As computational astrophysics comes under pressure to become a precision science, there is an increasing need to move to high accuracy schemes for computational astrophysics. The algorithmic needs of computational astrophysics are indeed very special. The methods need to be robust and preserve the positivity of density and pressure. Relativistic flows should remain sub-luminal. These requirements place additional pressures on a computational astrophysics code, which are usually not felt by a traditional fluid dynamics code. Hence the need for a specialized review. The focus here is on weighted essentially non-oscillatory (WENO) schemes, discontinuous Galerkin (DG) schemes and PNPM schemes. WENO schemes are higher order extensions of traditional second order finite volume schemes. At third order, they are most similar to piecewise parabolic method schemes, which are also included. DG schemes evolve all the moments of the solution, with the result that they are more accurate than WENO schemes. PNPM schemes occupy a compromise position between WENO and DG schemes. They evolve an Nth order spatial polynomial, while reconstructing higher order terms up to Mth order.

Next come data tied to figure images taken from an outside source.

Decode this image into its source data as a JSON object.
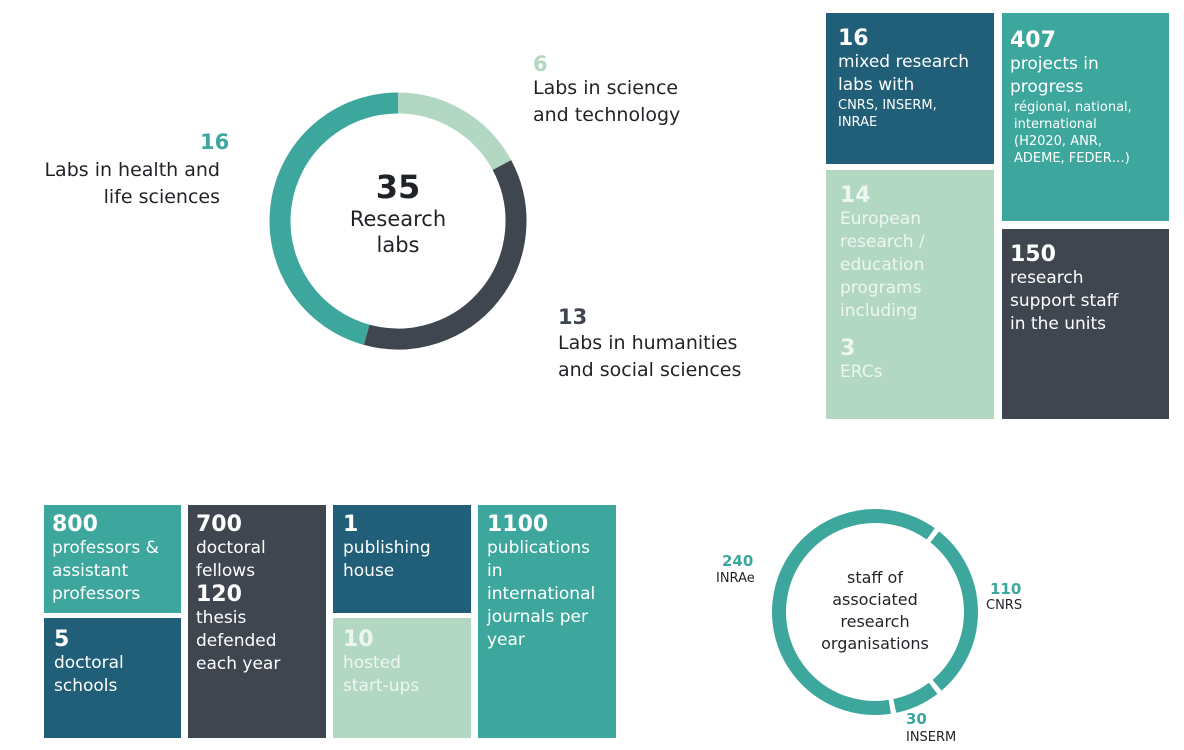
{
  "colors": {
    "blue": "#215e78",
    "teal": "#3ea79d",
    "dark": "#3f464f",
    "pale": "#b2d7c2"
  },
  "chart_data": [
    {
      "type": "pie",
      "variant": "donut",
      "title": "Research labs",
      "center_value": "35",
      "center_label_line1": "Research",
      "center_label_line2": "labs",
      "slices": [
        {
          "value": 6,
          "value_text": "6",
          "label_line1": "Labs in science",
          "label_line2": "and technology",
          "color": "#b2d7c2"
        },
        {
          "value": 13,
          "value_text": "13",
          "label_line1": "Labs in humanities",
          "label_line2": "and social sciences",
          "color": "#3f464f"
        },
        {
          "value": 16,
          "value_text": "16",
          "label_line1": "Labs in health and",
          "label_line2": "life sciences",
          "color": "#3ea79d"
        }
      ]
    },
    {
      "type": "pie",
      "variant": "donut",
      "center_text_lines": [
        "staff of",
        "associated",
        "research",
        "organisations"
      ],
      "slices": [
        {
          "value": 110,
          "value_text": "110",
          "label": "CNRS",
          "color": "#3ea79d"
        },
        {
          "value": 30,
          "value_text": "30",
          "label": "INSERM",
          "color": "#3ea79d"
        },
        {
          "value": 240,
          "value_text": "240",
          "label": "INRAe",
          "color": "#3ea79d"
        }
      ]
    }
  ],
  "tiles_right": {
    "mixed": {
      "num": "16",
      "l1": "mixed research",
      "l2": "labs with",
      "s1": "CNRS, INSERM,",
      "s2": "INRAE"
    },
    "projects": {
      "num": "407",
      "l1": "projects in",
      "l2": "progress",
      "s1": "régional, national,",
      "s2": "international",
      "s3": "(H2020, ANR,",
      "s4": "ADEME, FEDER…)"
    },
    "european": {
      "num": "14",
      "l1": "European",
      "l2": "research /",
      "l3": "education",
      "l4": "programs",
      "l5": "including",
      "num2": "3",
      "l6": "ERCs"
    },
    "support": {
      "num": "150",
      "l1": "research",
      "l2": "support staff",
      "l3": "in the units"
    }
  },
  "tiles_bottom": {
    "professors": {
      "num": "800",
      "l1": "professors &",
      "l2": "assistant",
      "l3": "professors"
    },
    "schools": {
      "num": "5",
      "l1": "doctoral",
      "l2": "schools"
    },
    "fellows": {
      "num": "700",
      "l1": "doctoral",
      "l2": "fellows",
      "num2": "120",
      "l3": "thesis",
      "l4": "defended",
      "l5": "each year"
    },
    "publishing": {
      "num": "1",
      "l1": "publishing",
      "l2": "house"
    },
    "startups": {
      "num": "10",
      "l1": "hosted",
      "l2": "start-ups"
    },
    "publications": {
      "num": "1100",
      "l1": "publications",
      "l2": "in",
      "l3": "international",
      "l4": "journals per",
      "l5": "year"
    }
  }
}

As a result, the timestep can be larger. Time-dependent astrophysical codes need to be accurate in space and time with the result that the spatial and temporal accuracies must be matched. This is realized with the help of strong stability preserving Runge–Kutta schemes and ADER (Arbitrary DERivative in space and time) schemes, both of which are also described. The emphasis of this review is on computer-implementable ideas, not necessarily on the underlying theory.